Part of the issue, says Matthey, is that communication in the virtual world is very different—it lacks the immediacy of in-person contact, nuance is not easily conveyed or interpreted, and misunderstandings and conflicts are more difficult to resolve. L&D professionals need to help people re-learn business communication; they need to find ways of helping people maintain work relationships; they need to manage the knowledge transfer between team mates, subject matters experts, and new hires when those are onboarded.
“Your learning strategy must have methods to ensure your team has the tools and the means to develop new ways to collaborate,” she says. “You cannot run your office the way you used to because it is not the way it used to be.”

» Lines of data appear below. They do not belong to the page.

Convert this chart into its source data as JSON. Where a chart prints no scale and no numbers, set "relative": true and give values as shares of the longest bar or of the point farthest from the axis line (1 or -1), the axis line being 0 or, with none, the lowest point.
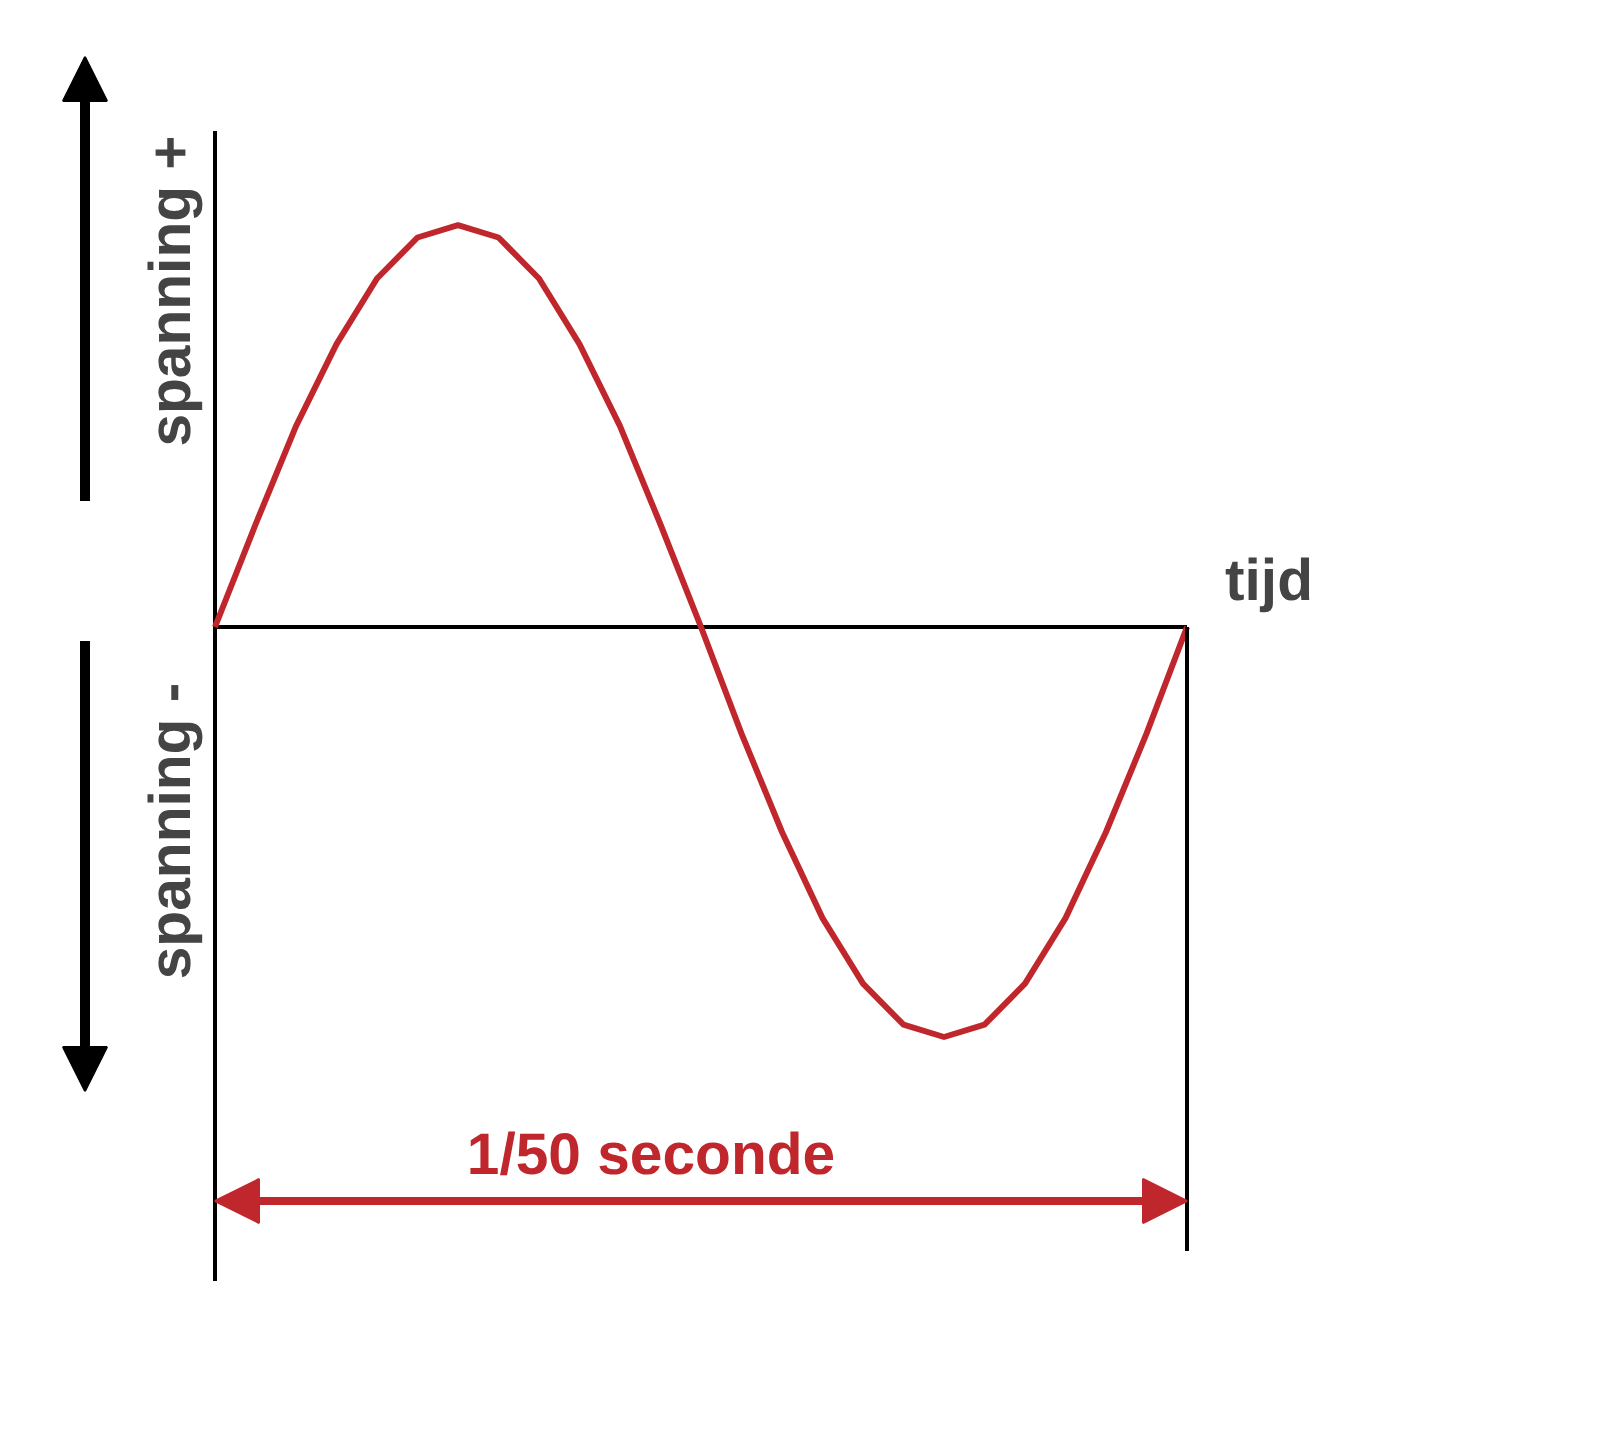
{
  "chart_data": {
    "type": "line",
    "relative": true,
    "color": "#c0272d",
    "xlabel": "tijd",
    "ylabel": "spanning +",
    "annotations": [
      "spanning -",
      "1/50 seconde"
    ],
    "categories": [
      null,
      null,
      null,
      null,
      null,
      null,
      null,
      null,
      null,
      null,
      null,
      null,
      null,
      null,
      null,
      null,
      null,
      null,
      null,
      null,
      null,
      null,
      null,
      null,
      null
    ],
    "values": [
      0,
      0.25,
      0.49,
      0.69,
      0.85,
      0.95,
      0.98,
      0.95,
      0.85,
      0.69,
      0.49,
      0.25,
      0,
      -0.26,
      -0.5,
      -0.71,
      -0.87,
      -0.97,
      -1,
      -0.97,
      -0.87,
      -0.71,
      -0.5,
      -0.26,
      0
    ]
  }
}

Hybrid technology and the hybrid roles that result
As jobs and technology alike become more complex, it is no longer possible to bring a single skill into the organization and call it good: that single skill is now just one component of the capabilities required for the job role. Matthey says: “The advancement in technology and how it is used globally requires hybrid tech roles to be an essential part of your business.
This, of course, raises the question of how to identify the skills needed, and how to replace them if someone in such a role leaves the organization. Matthey shares a simple model for doing so:
Identify exactly what skills are required within each job role
Categorize these skills into key roles: for example, database developer versus tester versus customer support
Determine the level of expertise required in a particular skill for any given role
Assess team members holding that role on their level of competency in that skill
This model, says Matthey, allows quick and easy identification of skill gaps. More importantly, it shows where roles overlap, and how they can be modified or combined, or how people can move between them.
“Cross-skilling, upskilling, or diagonal-skilling your staff has so many benefits to you, to them, and to the organization,” she says. “It can become a key part of your career planning and your succession planning strategies.”